If you call the government tax hotline and ask a question not written under the prepared questions list, what would you expect would happen? The call center service personell is certainly not expert on tax laws. You would treat it suspiciously.
If LLMs can beat humans on the error rate, they would be of a great service.
LLMs are not fail-proof machines, they are intelligent models that can make mistakes just like us. One difference is that they do not get tired, they do not have an ego, they happily provide reasonings for all their work so that it can be checked by another intelligence (be it human or LLM).
Have we tried to establish a counsel of several LLMs to check answers for accuracy? That is what we do as humans in important decisions. I am confident that different models can spot hallucinations in one another.
Just to be really clear since I had to call the IRS tax hotline the other day... they are real experts over there.
And generally, people will tell me, "I'm not sure" or "I don't know". They won't just start wildly making things up but stating them in a way that sounds plausible.

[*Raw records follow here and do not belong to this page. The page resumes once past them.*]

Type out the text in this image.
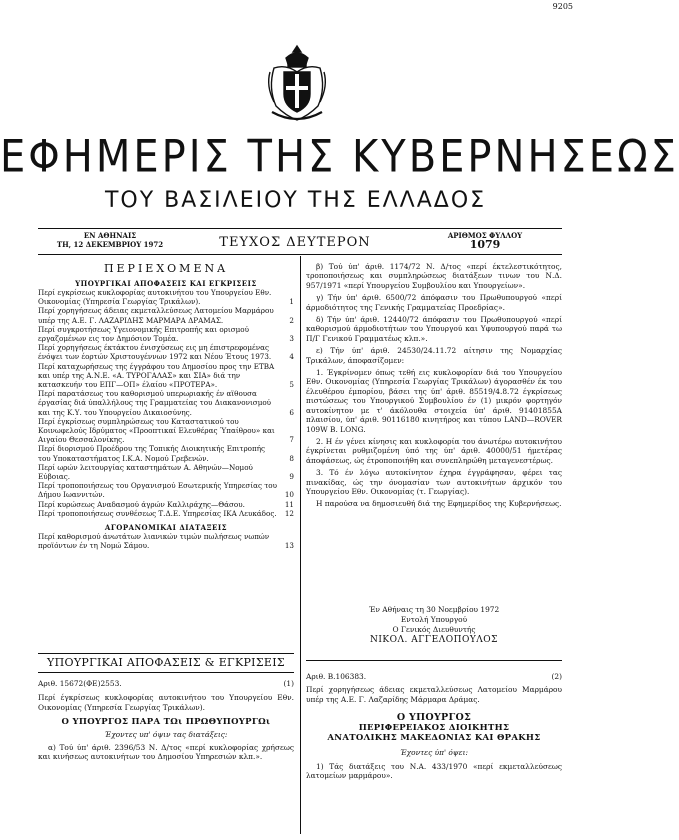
9205
ΕΦΗΜΕΡΙΣ ΤΗΣ ΚΥΒΕΡΝΗΣΕΩΣ
ΤΟΥ ΒΑΣΙΛΕΙΟΥ ΤΗΣ ΕΛΛΑΔΟΣ
ΕΝ ΑΘΗΝΑΙΣ
ΤΗ, 12 ΔΕΚΕΜΒΡΙΟΥ 1972	ΤΕΥΧΟΣ ΔΕΥΤΕΡΟΝ	ΑΡΙΘΜΟΣ ΦΥΛΛΟΥ
1079
ΠΕΡΙΕΧΟΜΕΝΑ
ΥΠΟΥΡΓΙΚΑΙ ΑΠΟΦΑΣΕΙΣ ΚΑΙ ΕΓΚΡΙΣΕΙΣ
Περί εγκρίσεως κυκλοφορίας αυτοκινήτου του Υπουργείου Εθν. Οικονομίας (Υπηρεσία Γεωργίας Τρικάλων).	1
Περί χορηγήσεως άδειας εκμεταλλεύσεως Λατομείου Μαρμάρου υπέρ της Α.Ε. Γ. ΛΑΖΑΡΙΔΗΣ ΜΑΡΜΑΡΑ ΔΡΑΜΑΣ.	2
Περί συγκροτήσεως Υγειονομικής Επιτροπής και ορισμού εργαζομένων εις τον Δημόσιον Τομέα.	3
Περί χορηγήσεως έκτάκτου ένισχύσεως εις μη έπιστρεφομένας ένόψει των έορτών Χριστουγέννων 1972 και Νέου Έτους 1973.	4
Περί καταχωρήσεως της έγγράφου του Δημοσίου προς την ΕΤΒΑ και υπέρ της Α.Ν.Ε. «Α. ΤΥΡΟΓΑΛΑΣ» και ΣΙΑ» διά την κατασκευήν του ΕΠΓ—ΟΠ» έλαίου «ΠΡΟΤΕΡΑ».	5
Περί παρατάσεως του καθορισμού υπερωριακής έν αϊθουσα έργασίας διά ύπαλλήλους της Γραμματείας του Διακανονισμού και της Κ.Υ. του Υπουργείου Δικαιοσύνης.	6
Περί έγκρίσεως συμπληρώσεως του Καταστατικού του Κοινωφελούς Ιδρύματος «Προοπτικαί Ελευθέρας Ύπαίθρου» και Αιγαίου Θεσσαλονίκης.	7
Περί διορισμού Προέδρου της Τοπικής Διοικητικής Επιτροπής του Υποκαταστήματος Ι.Κ.Α. Νομού Γρεβενών.	8
Περί ωρών λειτουργίας καταστημάτων Α. Αθηνών—Νομού Εύβοιας.	9
Περί τροποποιήσεως του Οργανισμού Εσωτερικής Υπηρεσίας του Δήμου Ιωαννιτών.	10
Περί κυρώσεως Αναδασμού άγρών Καλλιράχης—Θάσου.	11
Περί τροποποιήσεως συνθέσεως Τ.Δ.Ε. Υπηρεσίας ΙΚΑ Λευκάδος. 12
ΑΓΟΡΑΝΟΜΙΚΑΙ ΔΙΑΤΑΞΕΙΣ
Περί καθορισμού άνωτάτων λιανικών τιμών πωλήσεως νωπών προϊόντων έν τη Νομώ Σάμου.	13
ΥΠΟΥΡΓΙΚΑΙ ΑΠΟΦΑΣΕΙΣ & ΕΓΚΡΙΣΕΙΣ
Αριθ. 15672(ΦΕ)2553.	(1)
Περί έγκρίσεως κυκλοφορίας αυτοκινήτου του Υπουργείου Εθν. Οικονομίας (Υπηρεσία Γεωργίας Τρικάλων).
Ο ΥΠΟΥΡΓΟΣ ΠΑΡΑ ΤΩι ΠΡΩΘΥΠΟΥΡΓΩι
Έχοντες υπ' όψιν τας διατάξεις:
α) Τού ύπ' άριθ. 2396/53 Ν. Δ/τος «περί κυκλοφορίας χρήσεως και κινήσεως αυτοκινήτων του Δημοσίου Υπηρεσιών κλπ.».

β) Τού ύπ' άριθ. 1174/72 Ν. Δ/τος «περί έκτελεστικότητος, τροποποιήσεως και συμπληρώσεως διατάξεων τινων του Ν.Δ. 957/1971 «περί Υπουργείου Συμβουλίου και Υπουργείων».

γ) Τήν ύπ' άριθ. 6500/72 άπόφασιν του Πρωθυπουργού «περί άρμοδιότητος της Γενικής Γραμματείας Προεδρίας».

δ) Τήν ύπ' άριθ. 12440/72 άπόφασιν του Πρωθυπουργού «περί καθορισμού άρμοδιοτήτων του Υπουργού και Υφυπουργού παρά τω Π/Γ Γενικού Γραμματέως κλπ.».

ε) Τήν ύπ' άριθ. 24530/24.11.72 αίτησιν της Νομαρχίας Τρικάλων, άποφασίζομεν:

1. Έγκρίνομεν όπως τεθή εις κυκλοφορίαν διά του Υπουργείου Εθν. Οικονομίας (Υπηρεσία Γεωργίας Τρικάλων) άγορασθέν έκ του έλευθέρου έμπορίου, βάσει της ύπ' άριθ. 85519/4.8.72 έγκρίσεως πιστώσεως του Υπουργικού Συμβουλίου έν (1) μικρόν φορτηγόν αυτοκίνητον με τ' άκόλουθα στοιχεία ύπ' άριθ. 91401855Α πλαισίου, ύπ' άριθ. 90116180 κινητήρος και τύπου LAND—ROVER 109W B. LONG.

2. Η έν γένει κίνησις και κυκλοφορία του άνωτέρω αυτοκινήτου έγκρίνεται ρυθμιζομένη ύπό της ύπ' άριθ. 40000/51 ήμετέρας άποφάσεως, ώς έτροποποιήθη και συνεπληρώθη μεταγενεστέρως.

3. Τό έν λόγω αυτοκίνητον έχηρα έγγράφησαν, φέρει τας πινακίδας, ώς την όνομασίαν των αυτοκινήτων άρχικόν του Υπουργείου Εθν. Οικονομίας (τ. Γεωργίας).

Η παρούσα να δημοσιευθή διά της Εφημερίδος της Κυβερνήσεως.

Έν Αθήναις τη 30 Νοεμβρίου 1972
Εντολή Υπουργού
Ο Γενικός Διευθυντής
ΝΙΚΟΛ. ΑΓΓΕΛΟΠΟΥΛΟΣ
Αριθ. Β.106383.	(2)
Περί χορηγήσεως άδειας εκμεταλλεύσεως Λατομείου Μαρμάρου υπέρ της Α.Ε. Γ. Λαζαρίδης Μάρμαρα Δράμας.
Ο ΥΠΟΥΡΓΟΣ
ΠΕΡΙΦΕΡΕΙΑΚΟΣ ΔΙΟΙΚΗΤΗΣ
ΑΝΑΤΟΛΙΚΗΣ ΜΑΚΕΔΟΝΙΑΣ ΚΑΙ ΘΡΑΚΗΣ
Έχοντες ύπ' όψει:
1) Τάς διατάξεις του Ν.Α. 433/1970 «περί εκμεταλλεύσεως λατομείων μαρμάρου».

“What is your error rate?”
This is the question where this sub genre of LLM ideas goes to die and be reborn as a “Co-pilot” solution.
1) Yes. MANY of these implementations are better than humans. Heck, they can be better at soft skills than humans.
2) How do you detect errors? What do you do when you give a user terrible information (Convincingly)
2.2) What do you do now, with your error rate, when your rate of creating errors has gone up since you no longer have to wait for a human to be free to handle a call?
You want the error rate, because you want to eventually figure out how much you have to spend on clean up.
But LLMs always advertise themselves as a "co-pilot" solution anyway. Everywhere you use LLMs they put a disclaimer that LLMs are prone to errors and you need to check the responses if you are using it foe something serious.
I agree that it would be better if the LLMs showed you stats on utilization and tokens and also an estimated error rate based on these.
I don't think LLMs are going to replace anyone. We will get much more productive though.
Just like the invention of computers reduced the need for human computers who calculated numbers by hand or mechanical calculators or automatic switching lines reduced the need for telephone operators or computers&printers reduced the need for copywriting secretaries, our professions will progress.
We will be able to do more with less cost, so we will produce more.
Hey, please note that this isn't directed you as an individual. This is whats going on in corporate land.
Your argument is essentially that the market will adapt, and to this I have made no comment, or concerned myself to feel joy or fear. I am unsure what this point is addressing.
Yes we will have greater productivity - absolutely a good thing. The issue is how that surplus will be captured. Automation and oursourcing made the world as a whole better off, however the loss of factory foreman roles was different from the loss of horse and buggy roles.
I am a novice, maybe that's why I liked it.